WORK to investigate the stability of cliffs along the promenade at Canford Cliffs will take place next week (MON 19).

Drilling equipment will be used to create three boreholes at the top of the cliffs and three at the bottom. Soil samples up to a depth of 30m will be taken to inform an understanding of the geology of the site.

The results will shape what future work to stabilise the cliffs is required.

The work, which is being carried out by Poole council, will start on Monday, March 19, and last three to four weeks.

It follows concerns over a possible landslide at Canford Cliffs in January. A safety cordon was put up around a block of beach huts in the area after engineers detected some movement in the cliffs above.
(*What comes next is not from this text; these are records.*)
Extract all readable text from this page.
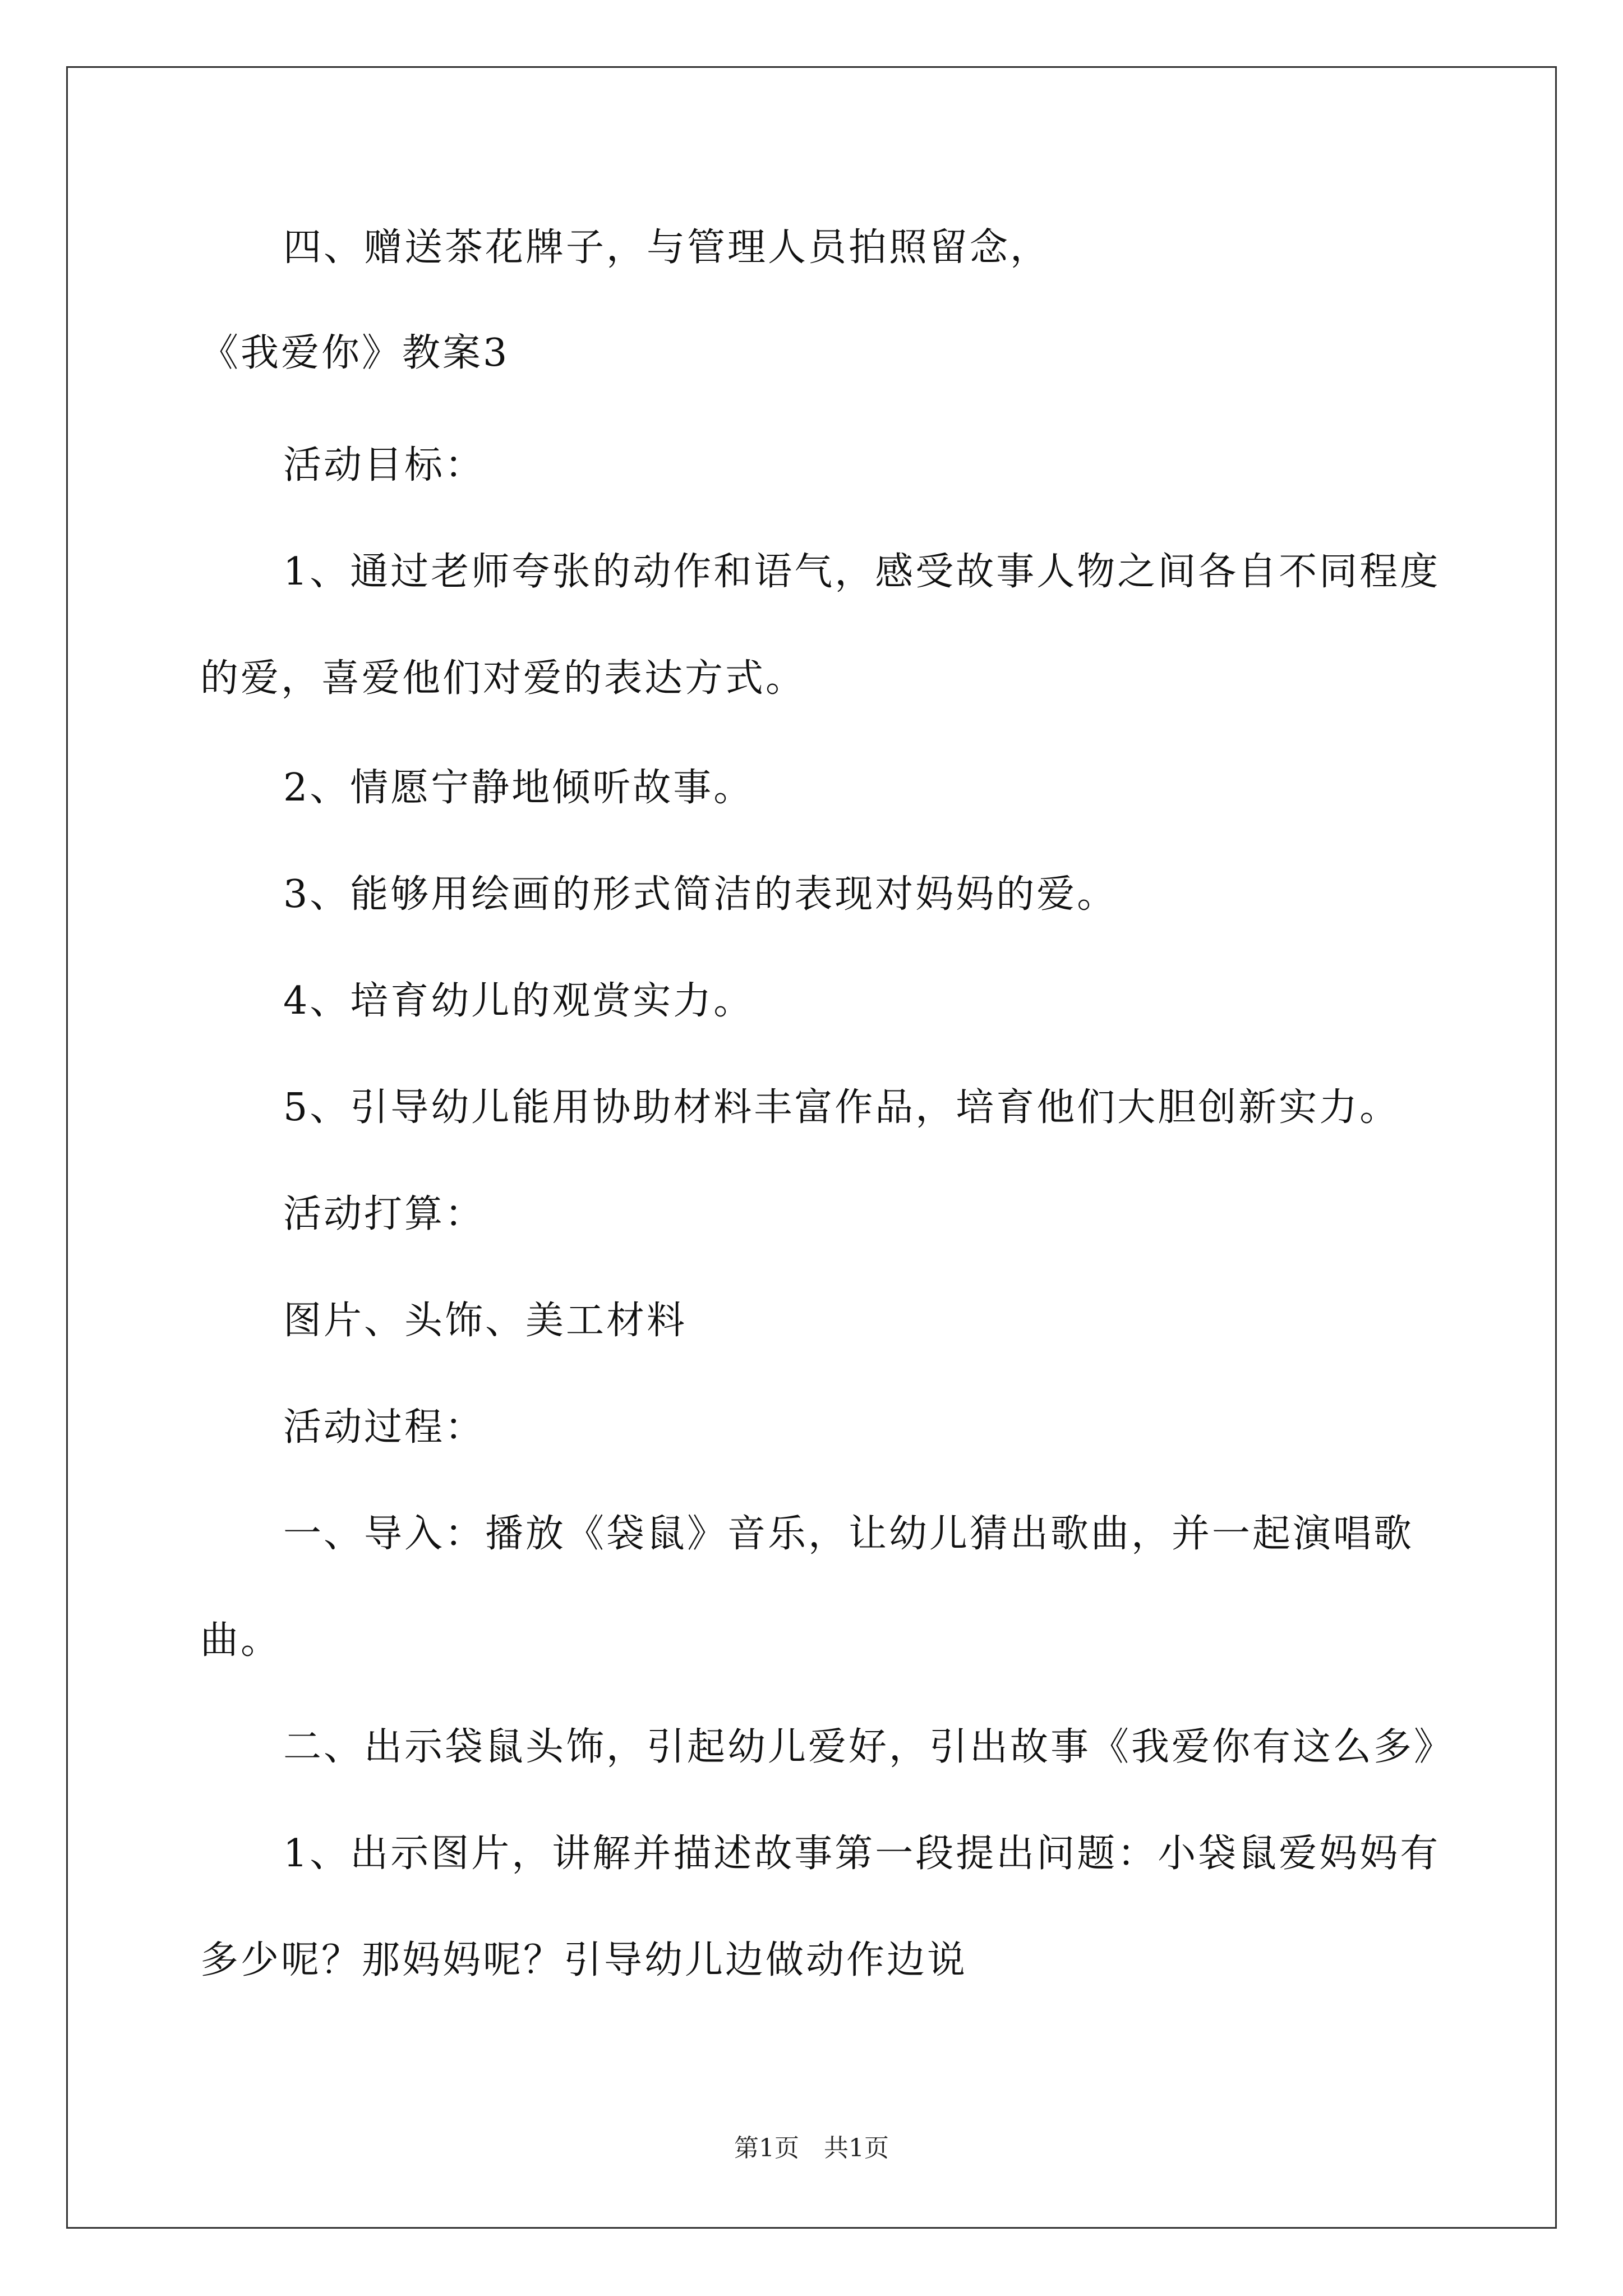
四、赠送茶花牌子，与管理人员拍照留念，
《我爱你》教案3
活动目标：
1、通过老师夸张的动作和语气，感受故事人物之间各自不同程度
的爱，喜爱他们对爱的表达方式。
2、情愿宁静地倾听故事。
3、能够用绘画的形式简洁的表现对妈妈的爱。
4、培育幼儿的观赏实力。
5、引导幼儿能用协助材料丰富作品，培育他们大胆创新实力。
活动打算：
图片、头饰、美工材料
活动过程：
一、导入：播放《袋鼠》音乐，让幼儿猜出歌曲，并一起演唱歌
曲。
二、出示袋鼠头饰，引起幼儿爱好，引出故事《我爱你有这么多》
1、出示图片，讲解并描述故事第一段提出问题：小袋鼠爱妈妈有
多少呢？那妈妈呢？引导幼儿边做动作边说
第1页　共1页
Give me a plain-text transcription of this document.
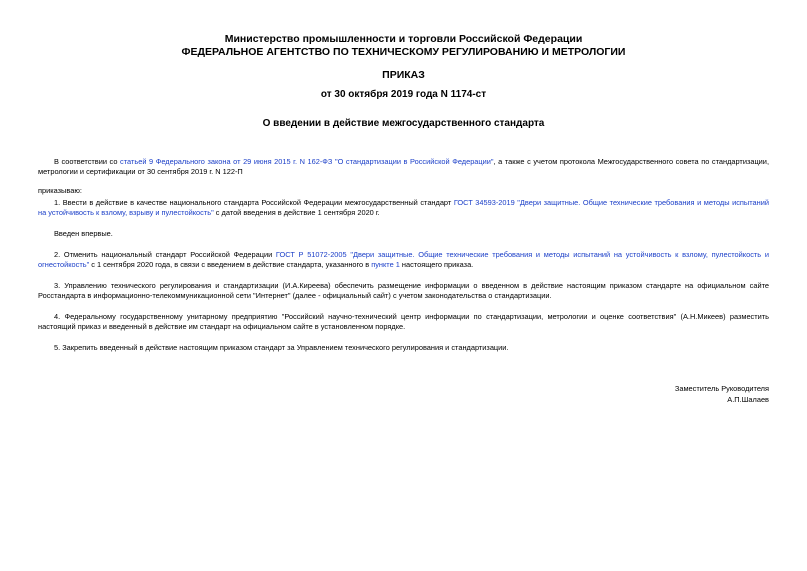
Министерство промышленности и торговли Российской Федерации
ФЕДЕРАЛЬНОЕ АГЕНТСТВО ПО ТЕХНИЧЕСКОМУ РЕГУЛИРОВАНИЮ И МЕТРОЛОГИИ
ПРИКАЗ
от 30 октября 2019 года N 1174-ст
О введении в действие межгосударственного стандарта
В соответствии со статьей 9 Федерального закона от 29 июня 2015 г. N 162-ФЗ "О стандартизации в Российской Федерации", а также с учетом протокола Межгосударственного совета по стандартизации, метрологии и сертификации от 30 сентября 2019 г. N 122-П
приказываю:
1. Ввести в действие в качестве национального стандарта Российской Федерации межгосударственный стандарт ГОСТ 34593-2019 "Двери защитные. Общие технические требования и методы испытаний на устойчивость к взлому, взрыву и пулестойкость" с датой введения в действие 1 сентября 2020 г.
Введен впервые.
2. Отменить национальный стандарт Российской Федерации ГОСТ Р 51072-2005 "Двери защитные. Общие технические требования и методы испытаний на устойчивость к взлому, пулестойкость и огнестойкость" с 1 сентября 2020 года, в связи с введением в действие стандарта, указанного в пункте 1 настоящего приказа.
3. Управлению технического регулирования и стандартизации (И.А.Киреева) обеспечить размещение информации о введенном в действие настоящим приказом стандарте на официальном сайте Росстандарта в информационно-телекоммуникационной сети "Интернет" (далее - официальный сайт) с учетом законодательства о стандартизации.
4. Федеральному государственному унитарному предприятию "Российский научно-технический центр информации по стандартизации, метрологии и оценке соответствия" (А.Н.Микеев) разместить настоящий приказ и введенный в действие им стандарт на официальном сайте в установленном порядке.
5. Закрепить введенный в действие настоящим приказом стандарт за Управлением технического регулирования и стандартизации.
Заместитель Руководителя
А.П.Шалаев
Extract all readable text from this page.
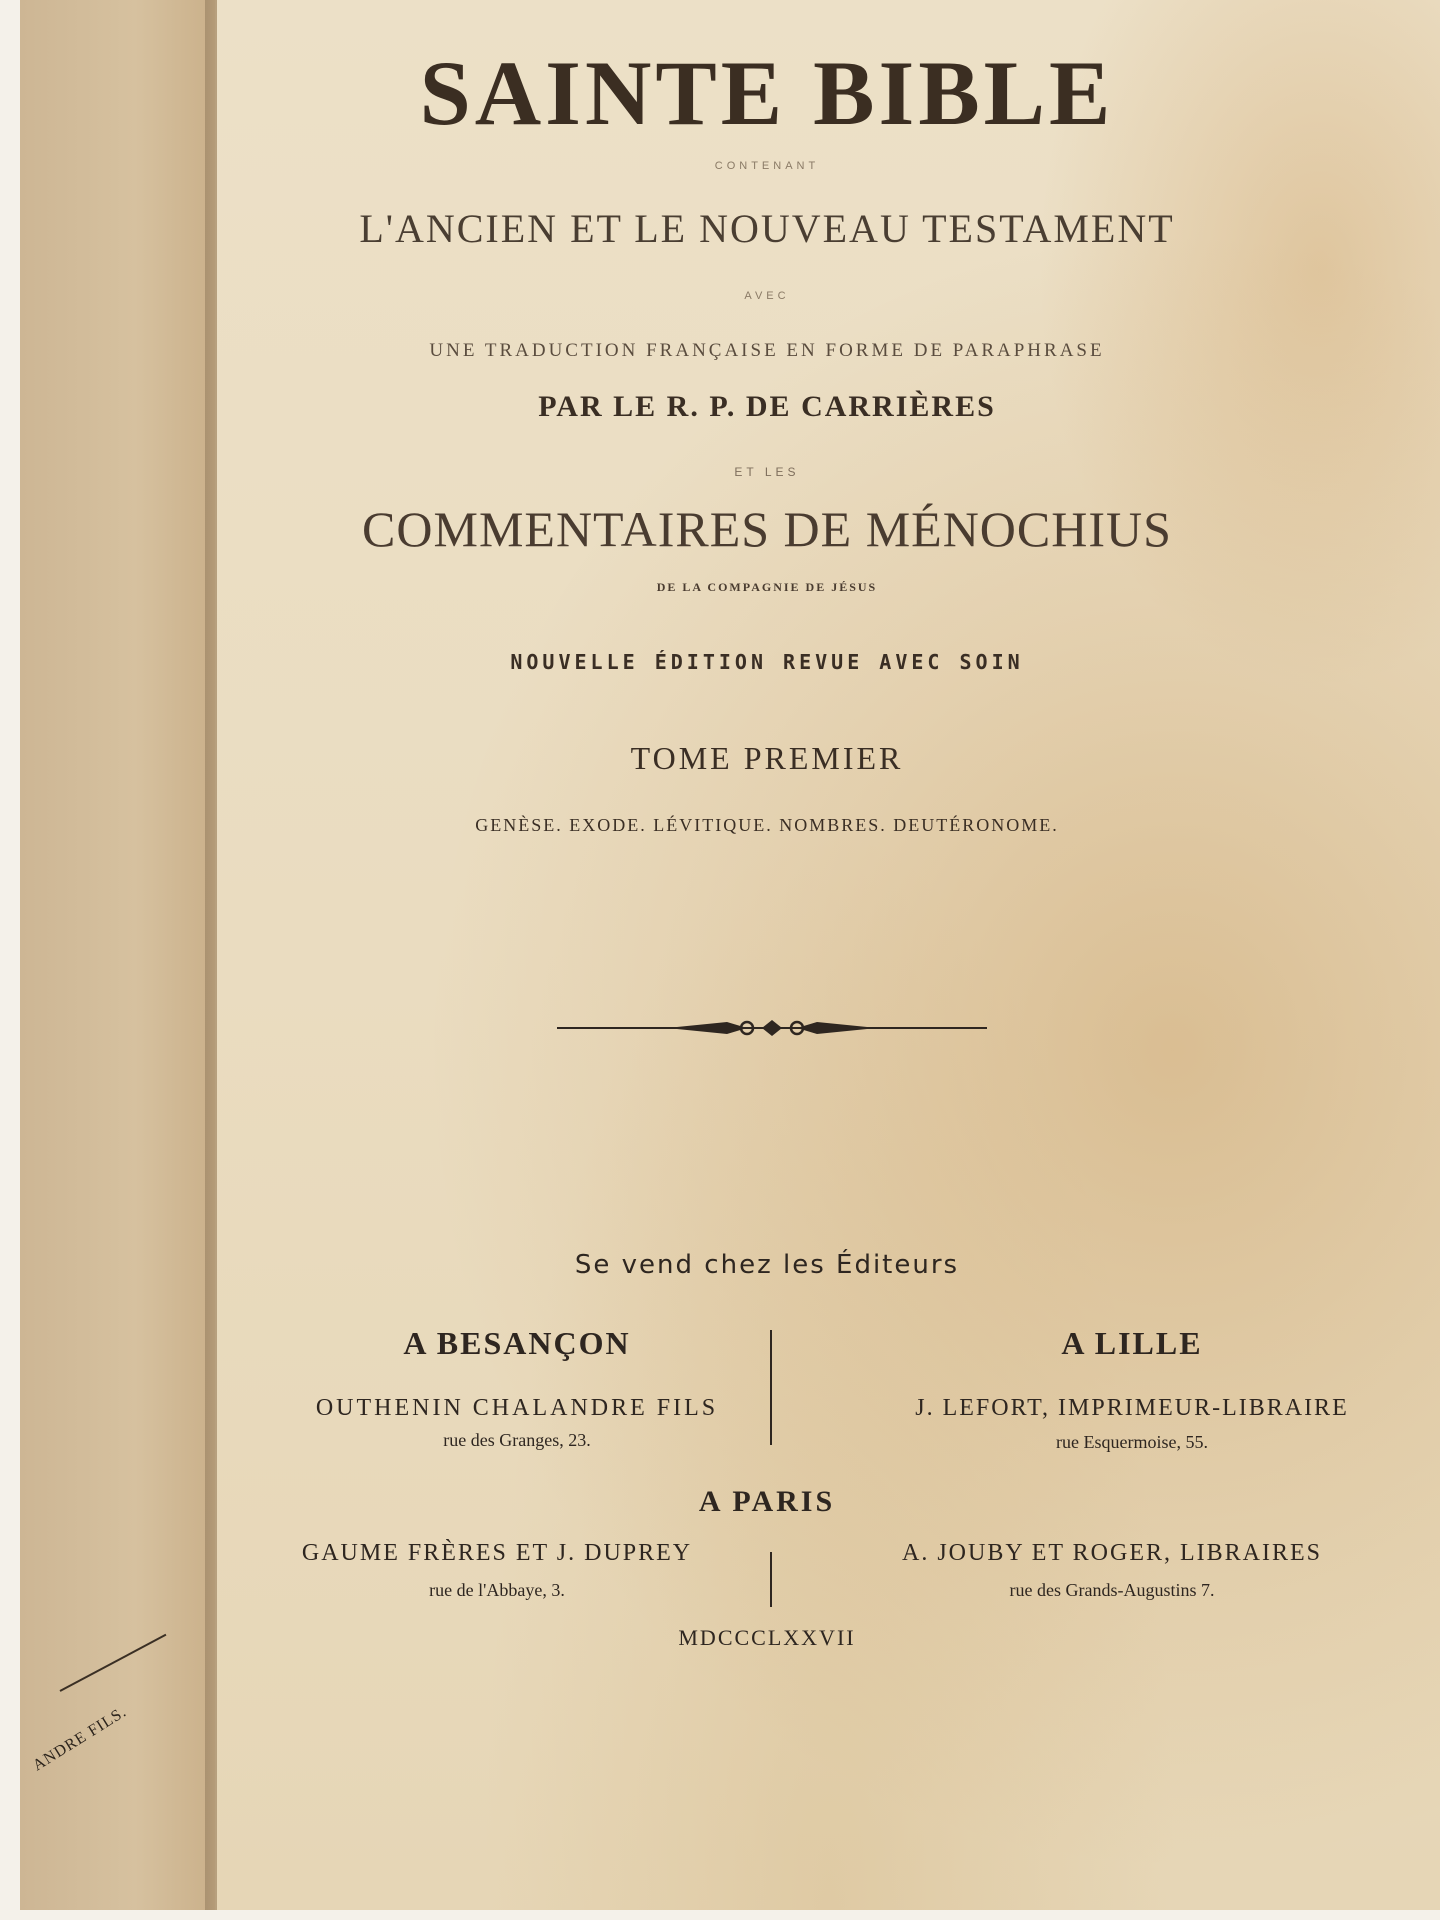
ANDRE FILS.
SAINTE BIBLE
CONTENANT
L'ANCIEN ET LE NOUVEAU TESTAMENT
AVEC
UNE TRADUCTION FRANÇAISE EN FORME DE PARAPHRASE
PAR LE R. P. DE CARRIÈRES
ET LES
COMMENTAIRES DE MÉNOCHIUS
DE LA COMPAGNIE DE JÉSUS
NOUVELLE ÉDITION REVUE AVEC SOIN
TOME PREMIER
GENÈSE. EXODE. LÉVITIQUE. NOMBRES. DEUTÉRONOME.
Se vend chez les Éditeurs
A BESANÇON
OUTHENIN CHALANDRE FILS
rue des Granges, 23.
A LILLE
J. LEFORT, IMPRIMEUR-LIBRAIRE
rue Esquermoise, 55.
A PARIS
GAUME FRÈRES ET J. DUPREY
rue de l'Abbaye, 3.
A. JOUBY ET ROGER, LIBRAIRES
rue des Grands-Augustins 7.
MDCCCLXXVII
A short stretch of footpath on Cliff Drive was temporarily closed.

The council has been monitoring the site following a small landslip last winter.

In February 2017, a section of cliff eroded and slipped, coming to rest half way down the cliff face.

Concerns had been raised that this eroded section could continue moving downwards, particularly in the event of heavy rain. Since then the site has been closely monitored.

Work to build new beach huts and seafront infrastructure at the site was also postponed because of the situation.

Over the past 40 years there have been three significant landslips at Canford Cliffs Chine.

The first two happened in the 1970s and one of these left a block of beach huts demolished - a block which was only reinstated in 2014.

The third significant landslide took place in 1993.

Steel targets were installed at regular intervals along and down a 300 metre section of cliff at Canford Cliffs. These targets have been monitored with a laser scanner to accurately measure their positions.

The area where the landslip occurred is part of the Poole Cliffs Site of Nature Conservation Interest, managed by the council.

It provides an ideal habitat for the rare sand lizard and Dartford Warbler, which are both protected species.

Key species are being monitored at the site.